Soforthilfe für Frankreich

Regierung will mit 100-Milliarden-Konjunkturpaket Wirtschaft grüner machen

  • Ralf Klingsieck, Paris
  • Lesedauer: 3 Min.

Um die wirtschaftlichen und sozialen Folgen der Coronakrise zu überwinden, hat der französische Ministerrat einen mit 100 Milliarden Euro ausgestatteten Plan für die Neubelebung und den Aufschwung der Wirtschaft beschlossen. Bei der Vorstellung des Vorhabens betonte Premierminister Jean Castex, es gehe darum, »die schwerste Krise seit 1929« zu bewältigen.

Das Maßnahmenpaket mit dem Titel »France Relance« (Wiederbelebung für Frankreich) soll erreichen, dass das Land innerhalb von zwei Jahren seine wirtschaftliche Leistungsfähigkeit zurückgewinnt. Die Maßnahmen sollen erstens zu einem ökologischen Wandel, zweitens zu mehr Wettbewerbsfähigkeit und Innovation in der Wirtschaft und drittens zu einem stärkeren sozialen wie territorialen Zusammenhalt führen. Dabei werden für die erste Achse 30 Milliarden Euro bereitgestellt, für die zweite 34 Milliarden und für die dritte 36 Milliarden. Der Regierungschef verwies darauf, dass etwa 40 Prozent der Gesamtsumme aus dem unlängst beschlossenen Hilfsprogramm der Europäischen Union kommen sollen.

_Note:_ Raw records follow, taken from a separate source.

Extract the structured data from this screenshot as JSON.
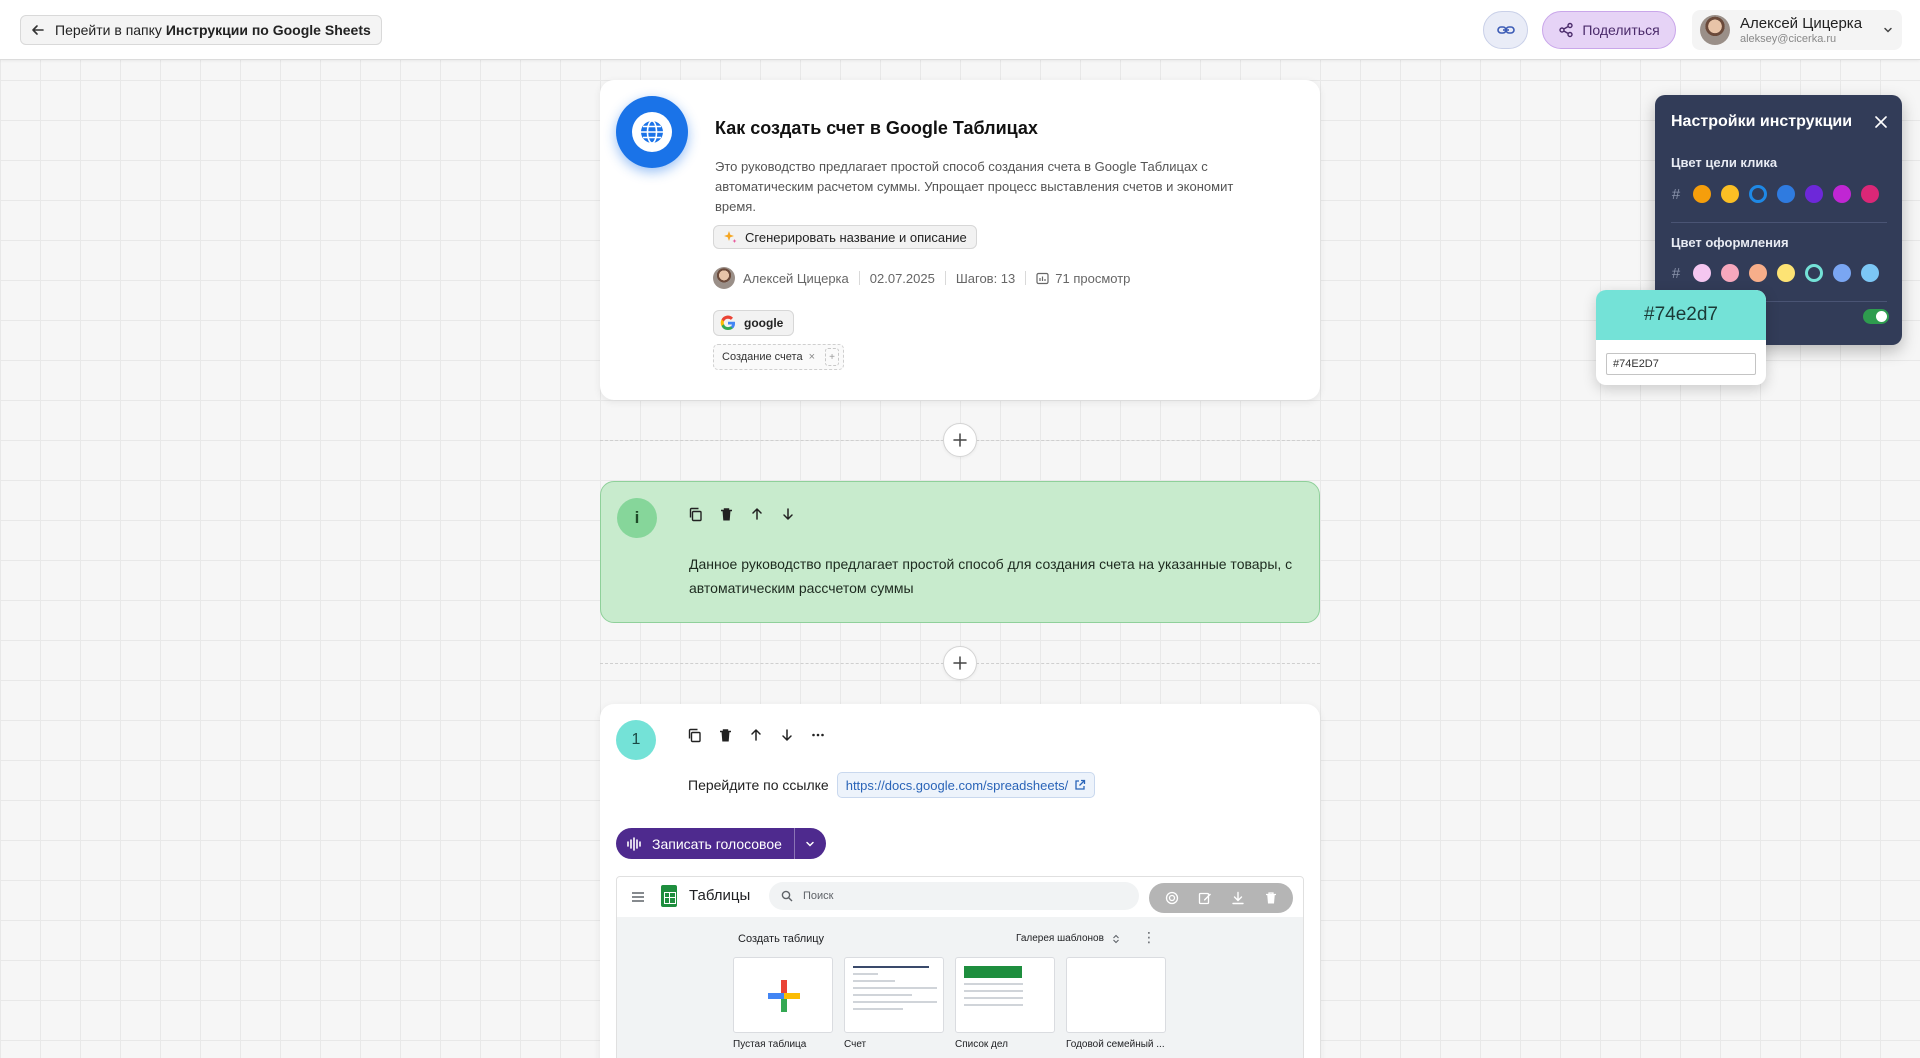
{
  "topbar": {
    "back_prefix": "Перейти в папку",
    "back_folder": "Инструкции по Google Sheets",
    "share_label": "Поделиться",
    "user_name": "Алексей Цицерка",
    "user_email": "aleksey@cicerka.ru"
  },
  "intro": {
    "title": "Как создать счет в Google Таблицах",
    "description": "Это руководство предлагает простой способ создания счета в Google Таблицах с автоматическим расчетом суммы. Упрощает процесс выставления счетов и экономит время.",
    "generate_label": "Сгенерировать название и описание",
    "author": "Алексей Цицерка",
    "date": "02.07.2025",
    "steps": "Шагов: 13",
    "views": "71 просмотр",
    "app_tag": "google",
    "tags": [
      "Создание счета"
    ],
    "tag_add": "+"
  },
  "info_block": {
    "badge": "i",
    "text": "Данное руководство предлагает простой способ для создания счета на указанные товары, с автоматическим рассчетом суммы",
    "color": "#c8ebcd"
  },
  "step1": {
    "number": "1",
    "instruction": "Перейдите по ссылке",
    "url": "https://docs.google.com/spreadsheets/",
    "voice_label": "Записать голосовое",
    "badge_color": "#74e2d7"
  },
  "screenshot": {
    "app_name": "Таблицы",
    "search_placeholder": "Поиск",
    "create_label": "Создать таблицу",
    "gallery_label": "Галерея шаблонов",
    "templates": [
      "Пустая таблица",
      "Счет",
      "Список дел",
      "Годовой семейный ..."
    ]
  },
  "settings": {
    "title": "Настройки инструкции",
    "click_color_label": "Цвет цели клика",
    "design_color_label": "Цвет оформления",
    "hash_symbol": "#",
    "click_colors": [
      "#f59e0b",
      "#fbbf24",
      "#1e88e5",
      "#2f7be0",
      "#6d28d9",
      "#c026d3",
      "#db2777"
    ],
    "click_selected": 2,
    "design_colors": [
      "#f5c7f0",
      "#f7a8bd",
      "#f7ae8a",
      "#fde374",
      "#74e2d7",
      "#7aa6f2",
      "#7cc7f5"
    ],
    "design_selected": 4
  },
  "color_picker": {
    "preview_value": "#74e2d7",
    "input_value": "#74E2D7",
    "color": "#74e2d7"
  }
}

Die Notwendigkeit, die Folgen der Coronakrise zu überwinden, sollte laut Castex als Chance für einen gründlichen Strukturwandel in Richtung auf eine »grünere« Wirtschaft genutzt werden. Mit dem Ziel, sowohl Energieverluste zu vermeiden und damit den CO2-Ausstoß zu vermindern als auch die schwer von der Krise betroffene Bauwirtschaft zu beleben, werden 6,5 Milliarden Euro für die Wärmedämmung von Gebäuden vor allem von Wohnhäusern, bereitgestellt. Weitere Maßnahmen betreffen Infrastrukturen für nachhaltigere Mobilität, die Senkung des CO2-Ausstoßes der Industrie und die Förderung »grüner« Technologien, beispielsweise für den Einsatz von Wasserstoff und Biotreibstoff sowie ein effizienteres Recycling.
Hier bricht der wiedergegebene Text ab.